Je passerai sur "Le déterminisme se prouve" et autres déclarations de cet acabit qui, si elles étaient vraies, ne laisseraient pas place au débat que vous avez lancé. Quant à vos arguments mi-physiques, mi-mécanistes, ils ne convaincront que vous. Si vous avez besoin de vous aérer l'esprit, ouvrez un Bergson, peut-être en ressortira-t-il un dialogue intéressant entre vos certitudes ineptes et une pensée brillante qui cherche à se construire graduellement et qui pose le libre arbitre dans les phénomènes naturels d'une manière incomparablement plus intelligente que vous ne la niez. Confrontez-vous à un Kant qui distingue un arbitre libre d'un arbitre sensible, le fait d'être affecté par des impulsions au fait d'être déterminées par celles-ci (et je doute sincèrement qu'au sein de cette distinction vous puissiez douter de l'existence du libre arbitre) et qui fait de la liberté de la volonté un postulat de la raison pure (autant dire qu'il vous envoie paître avec vos "preuves"). Bref, apprenez à penser au lieu de considérer cela comme acquis.

Tous vos messages sentent le Nietzsche mal compris (bien plus que Spinoza, dont étrangement vous vous revendiquez et dont vous ne devez, à mon avis, connaître que la Lettre à Schuller, vu que vous ignorez tout de la définition qu'il donne de la nécessité et qui, bien comprise, ne s'oppose pas à la liberté), mal lu, révéré comme un sauveur providentiel qui arrive après des siècles obscurs dans lesquels les hommes, en proie à de sibyllines fantasmagories, auraient ressassé de vieux délires sans fondement, datant des latins. Vous reprenez une terminologie que vous videz de toute substance : la superstition du libre arbitre devient avec vous une simple nuisance, "la responsabilité n'existe pas" une parole d'évangile hors de la recherche généalogique dont Nietzsche la faisait précéder et qui seule lui donne son sens...
D'ailleurs, petite parenthèse, mais Spinoza tout autant que Hume (que, par un étrange mystère, vous évincez tout bonnement de la conversation), dont les analyses sur le libre arbitre et la détermination sont brillantes, n'excluent en rien la responsabilité de nos actes. Il y a là peut-être un paradoxe plus intéressant à penser que la plate affirmation de vos idées préconçues, posées comme autant de pensées pourvues d'intérêt.

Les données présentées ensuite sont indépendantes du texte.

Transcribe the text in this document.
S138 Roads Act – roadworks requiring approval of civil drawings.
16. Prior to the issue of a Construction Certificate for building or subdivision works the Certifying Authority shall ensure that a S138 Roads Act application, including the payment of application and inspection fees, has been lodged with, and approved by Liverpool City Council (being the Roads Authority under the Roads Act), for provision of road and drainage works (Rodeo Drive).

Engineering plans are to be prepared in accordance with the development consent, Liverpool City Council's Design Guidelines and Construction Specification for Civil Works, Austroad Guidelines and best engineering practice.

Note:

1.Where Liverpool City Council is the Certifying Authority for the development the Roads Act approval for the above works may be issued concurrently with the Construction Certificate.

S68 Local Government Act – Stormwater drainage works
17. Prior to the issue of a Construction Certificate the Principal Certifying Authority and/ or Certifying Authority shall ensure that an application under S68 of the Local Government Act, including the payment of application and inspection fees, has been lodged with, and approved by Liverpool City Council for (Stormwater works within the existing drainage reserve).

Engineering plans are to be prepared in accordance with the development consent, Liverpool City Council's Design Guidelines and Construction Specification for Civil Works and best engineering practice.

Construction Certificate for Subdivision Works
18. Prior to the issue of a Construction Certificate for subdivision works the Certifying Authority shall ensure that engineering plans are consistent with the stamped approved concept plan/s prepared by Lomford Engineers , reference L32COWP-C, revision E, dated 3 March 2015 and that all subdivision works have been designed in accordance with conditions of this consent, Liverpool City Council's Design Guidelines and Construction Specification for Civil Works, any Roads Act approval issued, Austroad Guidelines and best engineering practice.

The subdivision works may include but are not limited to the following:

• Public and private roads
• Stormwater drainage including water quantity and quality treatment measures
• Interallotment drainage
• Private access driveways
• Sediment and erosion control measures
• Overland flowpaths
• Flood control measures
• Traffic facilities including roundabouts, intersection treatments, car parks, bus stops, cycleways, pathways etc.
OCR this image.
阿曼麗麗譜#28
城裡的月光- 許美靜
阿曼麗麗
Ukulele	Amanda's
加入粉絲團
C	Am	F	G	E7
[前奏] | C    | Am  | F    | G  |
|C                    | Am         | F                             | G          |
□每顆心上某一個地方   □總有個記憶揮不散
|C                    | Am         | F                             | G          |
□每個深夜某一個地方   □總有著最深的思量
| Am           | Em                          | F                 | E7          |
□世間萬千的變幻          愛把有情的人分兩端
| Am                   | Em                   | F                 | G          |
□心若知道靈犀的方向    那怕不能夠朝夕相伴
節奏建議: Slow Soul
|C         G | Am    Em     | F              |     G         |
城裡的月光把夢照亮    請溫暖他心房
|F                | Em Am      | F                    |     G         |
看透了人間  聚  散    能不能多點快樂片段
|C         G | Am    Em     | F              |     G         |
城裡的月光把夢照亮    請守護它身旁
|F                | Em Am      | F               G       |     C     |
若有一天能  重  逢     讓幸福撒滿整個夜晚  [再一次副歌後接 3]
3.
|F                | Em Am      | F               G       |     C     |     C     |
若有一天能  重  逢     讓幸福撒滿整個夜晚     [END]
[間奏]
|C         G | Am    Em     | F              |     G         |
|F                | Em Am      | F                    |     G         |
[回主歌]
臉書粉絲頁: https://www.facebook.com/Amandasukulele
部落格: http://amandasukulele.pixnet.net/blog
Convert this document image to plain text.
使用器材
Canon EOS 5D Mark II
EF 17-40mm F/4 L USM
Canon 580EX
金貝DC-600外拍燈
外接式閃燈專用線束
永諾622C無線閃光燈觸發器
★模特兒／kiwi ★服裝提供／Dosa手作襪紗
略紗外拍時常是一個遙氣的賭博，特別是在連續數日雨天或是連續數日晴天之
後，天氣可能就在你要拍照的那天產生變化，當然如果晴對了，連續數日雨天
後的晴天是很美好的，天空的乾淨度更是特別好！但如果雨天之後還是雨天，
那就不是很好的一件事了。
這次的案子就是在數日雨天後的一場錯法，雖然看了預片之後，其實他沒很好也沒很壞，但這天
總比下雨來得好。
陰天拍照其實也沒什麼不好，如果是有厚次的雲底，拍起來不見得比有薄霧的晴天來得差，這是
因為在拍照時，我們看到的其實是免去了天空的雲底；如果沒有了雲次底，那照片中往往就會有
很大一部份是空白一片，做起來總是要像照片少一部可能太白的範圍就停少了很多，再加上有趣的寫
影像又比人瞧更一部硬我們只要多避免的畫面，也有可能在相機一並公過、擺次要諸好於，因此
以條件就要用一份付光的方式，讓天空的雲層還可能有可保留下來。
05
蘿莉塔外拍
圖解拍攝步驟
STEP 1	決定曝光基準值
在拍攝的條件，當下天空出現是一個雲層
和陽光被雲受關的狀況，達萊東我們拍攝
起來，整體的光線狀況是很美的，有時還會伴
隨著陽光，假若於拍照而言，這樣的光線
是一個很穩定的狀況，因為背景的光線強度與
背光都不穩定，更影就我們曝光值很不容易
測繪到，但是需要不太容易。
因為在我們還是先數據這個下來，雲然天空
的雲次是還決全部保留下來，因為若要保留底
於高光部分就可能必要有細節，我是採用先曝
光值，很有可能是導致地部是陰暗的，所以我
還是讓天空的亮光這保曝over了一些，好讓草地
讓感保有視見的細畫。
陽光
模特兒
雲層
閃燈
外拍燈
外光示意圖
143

Simple conseil d'un professeur de philosophie, qui était étudiant il n'y a pas si longtemps : descendez de votre piédestal, osez affronter les idées, ayez de la pitié pour ceux qui consacrent leur vie à l'histoire des idées et, surtout, partez du principe que vos certitudes ne sont que du vent. Vous êtes, dans les affirmations que vous assénez - et dans ce dogmatisme propre à la pensée médiocre, bien plus dangereux que le parti que vous tournez en dérision qui, lui, a le mérite de penser.